Summary
An Italian innovative firm has developed an automatic "zero setup" system to control every kind of product. The solution is especially fit for food and non-food products analysis and it doesn't need to be programmed as it contains self-grading and self-learning features. The SME is interested in technical cooperation deals with partners specialized in the automation sector to propose integrated systems to end users or in commercial deals with technical assistance with end users directly.
Description
The company developed an industrial vision solution for quality control directly on the production line, capable of completely replacing human work, bringing the effectiveness and performance of supervision to new levels. Its performance is constant, repeatable and objective on 100% of production.
The proposed solution does not require configurations or settings and can be customized at any time to adapt to clients' tolerance meter.
The system performs three categories of check in-line:
- Morphological, for detection of anomalies of shape and size, breakages, deformations, missing pieces, etc.
- Chromatic, for detection of color variations, cooking errors, composition anomalies, etc.
- Aesthetic, for detection of imperfections whatever their appearance or size.
Thanks to deep learning, the natural variations of the objects do not interfere with the inspection, focused on the detection of anomalous details not known a priori.
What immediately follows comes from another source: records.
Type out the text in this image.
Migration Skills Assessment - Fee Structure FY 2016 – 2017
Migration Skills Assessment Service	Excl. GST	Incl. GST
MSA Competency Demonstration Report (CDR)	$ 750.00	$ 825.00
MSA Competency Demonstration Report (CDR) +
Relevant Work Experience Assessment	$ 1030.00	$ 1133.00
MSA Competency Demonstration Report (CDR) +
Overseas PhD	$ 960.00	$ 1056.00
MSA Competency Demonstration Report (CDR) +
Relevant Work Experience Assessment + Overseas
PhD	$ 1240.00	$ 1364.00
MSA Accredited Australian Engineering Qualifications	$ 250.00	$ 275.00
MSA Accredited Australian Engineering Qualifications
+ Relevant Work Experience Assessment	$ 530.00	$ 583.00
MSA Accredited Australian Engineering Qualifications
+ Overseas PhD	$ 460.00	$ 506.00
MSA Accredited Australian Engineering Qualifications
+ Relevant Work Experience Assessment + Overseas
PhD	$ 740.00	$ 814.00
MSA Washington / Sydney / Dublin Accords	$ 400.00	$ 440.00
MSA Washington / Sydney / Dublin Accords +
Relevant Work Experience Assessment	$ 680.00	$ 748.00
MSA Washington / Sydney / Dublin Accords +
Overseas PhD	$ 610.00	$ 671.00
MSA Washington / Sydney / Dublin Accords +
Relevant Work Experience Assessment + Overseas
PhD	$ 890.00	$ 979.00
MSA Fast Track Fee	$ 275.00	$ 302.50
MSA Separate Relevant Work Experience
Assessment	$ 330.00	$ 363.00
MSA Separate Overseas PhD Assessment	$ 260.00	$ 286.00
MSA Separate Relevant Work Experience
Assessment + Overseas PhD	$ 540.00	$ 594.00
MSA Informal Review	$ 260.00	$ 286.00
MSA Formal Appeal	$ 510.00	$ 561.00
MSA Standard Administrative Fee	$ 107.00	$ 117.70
Furthermore, the flexible approach of the system allows customers to modify, if necessary, the severity of the judgments relating to the three main evaluation criteria (morphology, color, and aesthetic appearance) as well as manually adding control rules that will integrate with those that form the system automatisms. This does not translate into an overlap of different and potentially conflicting rules: the system is in fact able to apply the new cascade rules, running a fluid "selection of the selection" in order to optimize the effectiveness of the inspection.
Each additional rule allows the client to teach the system, through supervised training, to recognize specific details or defects of the concerned product. In this way it will be able to:
- Detect the presence and quantity of these details or defects;
- Get the degree of integrity of these parts;
- Evaluate the severity index of these defects.
Moreover, the solution can be improved in its search for anomalies by extending the inspection to a plurality of senses.